Es war eine Anklage, die Elise nicht abstreiten konnte. „Es ist nichts. Mach dir wegen mir keine Sorgen …“

„Hat er dich so gedemütigt, bis du dachtest, dass du das tun musst? Hat er dich dazu … verführt, von ihm zu trinken?“ Sterling zischte einen Fluch, vor Wut fuhren seine Fangzähne aus.

„Ich bring ihn um, verdammt noch mal. Wenn er dich dazu gezwungen hat, dann schwöre ich, dieser Hundesohn wird dafür bezahlen!“

„Tegan hat mich zu überhaupt nichts gezwungen. Ich bin zu ihm gegangen. Es war meine Entscheidung. Ich habe ihn darum gebeten, ihn benutzen zu dürfen. Es ging allein von mir aus, Sterling, nicht von ihm.“

„Du bist zu ihm gegangen?“ Er sah sie an, als hätte sie ihn geschlagen. „Du hast freiwillig von ihm getrunken? Himmel, Elise … warum?“

„Weil ich Camden ein Versprechen gegeben habe. Ich habe ihm versprochen, dass ich tun würde, was ich kann, um dafür zu sorgen, dass keine anderen Jungen mehr von den Rogues verletzt werden, oder von denen, die ihnen dienen. Ich habe ein Gelübde abgelegt, aber ich kann es nicht erfüllen, wenn mein Körper geschwächt ist. Tegan hatte recht. Ich brauchte Stammesblut, und er hat es mir gegeben.“

Sterling fuhr sich mit der Hand durchs Haar, dann über sein Gesicht. Als er die Hand ausstreckte, um sie an den Schultern zu packen, waren seine Augen wild vor Schmerz, und der Griff seiner Finger war grob.

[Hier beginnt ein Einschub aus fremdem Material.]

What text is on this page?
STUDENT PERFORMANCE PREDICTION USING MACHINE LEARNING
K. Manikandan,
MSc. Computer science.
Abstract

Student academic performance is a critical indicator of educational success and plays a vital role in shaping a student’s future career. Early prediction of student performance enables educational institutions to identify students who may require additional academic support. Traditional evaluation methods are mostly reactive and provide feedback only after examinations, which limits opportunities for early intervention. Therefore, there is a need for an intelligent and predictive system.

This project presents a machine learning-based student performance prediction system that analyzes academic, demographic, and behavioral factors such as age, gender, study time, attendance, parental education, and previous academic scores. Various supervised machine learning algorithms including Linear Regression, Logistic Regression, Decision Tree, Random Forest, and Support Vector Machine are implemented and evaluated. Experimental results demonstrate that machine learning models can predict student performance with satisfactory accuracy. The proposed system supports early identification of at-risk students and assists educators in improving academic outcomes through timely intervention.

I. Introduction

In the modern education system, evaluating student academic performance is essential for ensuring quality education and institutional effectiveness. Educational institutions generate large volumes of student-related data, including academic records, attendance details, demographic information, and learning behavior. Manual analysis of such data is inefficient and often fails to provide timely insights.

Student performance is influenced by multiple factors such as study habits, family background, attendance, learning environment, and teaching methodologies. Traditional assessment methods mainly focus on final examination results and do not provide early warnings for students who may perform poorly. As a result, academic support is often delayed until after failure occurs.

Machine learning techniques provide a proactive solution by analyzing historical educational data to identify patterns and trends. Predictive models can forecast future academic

„Du hättest dich nicht mit einem Fremden einlassen sollen, Elise. Verdammt, zu mir hättest du kommen sollen!“

Sie schreckte angesichts der plötzlichen schneidenden Härte seiner Stimme und der Wildheit, die sein gut aussehendes Gesicht verzerrte, zusammen. Als sie versuchte, sich seinem starken Griff zu entziehen, hielt er sie nur umso fester.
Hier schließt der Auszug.